Cadbury's Cricket Ad, New Cadbury Cricket ad, Cadbury cricket ad
Cadbury’s cricket ad from the 1990s we forgot we remembered made a grand, reinvented comeback this week and hit a straight sixer. Memories of model Shimona Rashi, dressed in a floral dress, Dairy Milk in hand, and dancing her iconic happy dance on the field after her boyfriend scored the winning run reawoke. Except this time, it was a young man breaking past the security to dance for his bat-wielding girlfriend.

An effortless tweak to the original Cadbury and Ogilvy advertisement and what a world of difference it stands to make!

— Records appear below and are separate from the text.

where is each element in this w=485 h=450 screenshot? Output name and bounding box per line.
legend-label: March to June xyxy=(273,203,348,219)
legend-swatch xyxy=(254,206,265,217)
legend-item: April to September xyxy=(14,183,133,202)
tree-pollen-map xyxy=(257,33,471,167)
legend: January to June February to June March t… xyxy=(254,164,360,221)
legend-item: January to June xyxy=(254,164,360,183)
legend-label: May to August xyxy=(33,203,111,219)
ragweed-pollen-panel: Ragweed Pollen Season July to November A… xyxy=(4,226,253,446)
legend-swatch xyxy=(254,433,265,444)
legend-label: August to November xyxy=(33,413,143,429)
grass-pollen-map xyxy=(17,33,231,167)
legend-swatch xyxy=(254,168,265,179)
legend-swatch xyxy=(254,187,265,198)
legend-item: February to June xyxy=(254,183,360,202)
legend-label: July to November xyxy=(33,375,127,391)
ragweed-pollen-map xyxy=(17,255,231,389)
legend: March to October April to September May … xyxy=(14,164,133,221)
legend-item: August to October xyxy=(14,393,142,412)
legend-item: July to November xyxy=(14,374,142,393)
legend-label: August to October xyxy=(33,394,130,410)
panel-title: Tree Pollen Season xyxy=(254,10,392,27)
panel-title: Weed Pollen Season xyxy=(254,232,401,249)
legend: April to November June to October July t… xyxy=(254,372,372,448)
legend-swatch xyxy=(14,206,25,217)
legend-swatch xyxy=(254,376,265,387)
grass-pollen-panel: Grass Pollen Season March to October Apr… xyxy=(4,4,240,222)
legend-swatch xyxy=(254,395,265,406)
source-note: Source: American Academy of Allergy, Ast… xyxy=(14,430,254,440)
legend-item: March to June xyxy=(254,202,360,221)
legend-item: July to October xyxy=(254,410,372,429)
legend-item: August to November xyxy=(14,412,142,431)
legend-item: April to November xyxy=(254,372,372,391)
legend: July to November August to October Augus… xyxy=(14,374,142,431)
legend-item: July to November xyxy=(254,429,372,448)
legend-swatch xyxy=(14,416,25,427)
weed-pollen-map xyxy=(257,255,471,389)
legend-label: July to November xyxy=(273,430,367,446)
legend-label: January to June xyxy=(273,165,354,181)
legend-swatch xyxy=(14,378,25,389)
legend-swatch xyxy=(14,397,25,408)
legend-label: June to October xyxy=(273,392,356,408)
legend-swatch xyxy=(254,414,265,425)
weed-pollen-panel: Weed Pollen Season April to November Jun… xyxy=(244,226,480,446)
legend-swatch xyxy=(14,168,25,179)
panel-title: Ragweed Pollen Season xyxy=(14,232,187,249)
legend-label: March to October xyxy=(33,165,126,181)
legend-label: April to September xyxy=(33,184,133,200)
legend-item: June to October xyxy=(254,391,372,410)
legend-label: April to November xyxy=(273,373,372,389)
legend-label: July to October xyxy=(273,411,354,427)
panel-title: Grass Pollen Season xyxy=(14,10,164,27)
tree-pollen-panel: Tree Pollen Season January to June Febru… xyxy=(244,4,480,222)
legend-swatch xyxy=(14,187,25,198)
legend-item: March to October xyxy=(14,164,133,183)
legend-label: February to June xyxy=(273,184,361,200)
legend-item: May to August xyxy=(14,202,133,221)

Reimagined for the times, the classic ad now occupies space alongside our nostalgia as a paradigm of the push for gender equality being just as straightforward as it has shown it can be.

The 90s ad was well-loved and uncomplicated. In a way, it perhaps was a bold exhibition of a liberated woman, unafraid of judgment waltzing onto the field like it was nobody’s business. All that the new ad does is revisit and readjust without touching the larger format.

It simply asks: What if the gender roles were reversed? Oh heck, why can’t they be? It’s as possible as it is natural. 

Superimposing the old and new ads, what do we get? An empowering testimony of how far we’ve come on the road to equality, keeping that priceless nostalgia we so value intact.

Watch both ads here: 

The New Cadbury Ad: When Screens Speak To People

There are many facets to Cadbury’s cricket ad that fall into place as if by some fantastic design. First, that women on the cricket field are not extraordinary occurrences no matter how hard patriarchal belief systems have urged us to think otherwise. Anybody with a cricket bat holds it because they deserve to have it.

Second, the normalisation of a male partner wholeheartedly cheering his other half on in as carefree a manner as women are generally shown to possess. How many men in ads are shown to be genuinely supportive of their partners beyond the hackneyed tokenism no one takes seriously anymore? The new Cadbury’s cricket ad overturns that narrative. And all the viewer feels in that moment is pure joy without judgment.

What if the gender roles were reversed? Oh heck, why can’t they be? It’s as possible as it is natural.

Third, how chocolate comes full circle after decades as a unifier of people across generations and genders. The 90s Cadbury ad was especially marked for shifting perceptions of chocolate from being a kids-only treat to an all-people one. This time, chocolate – that non-serious, delightful foodstuff – comes through to make a fine point on gender.

Clearly, there is power in the way that advertisements carry weight and by being witness to them, their profoundness leaps onto us with hopes for leading us towards change.

Views expressed are the author’s own.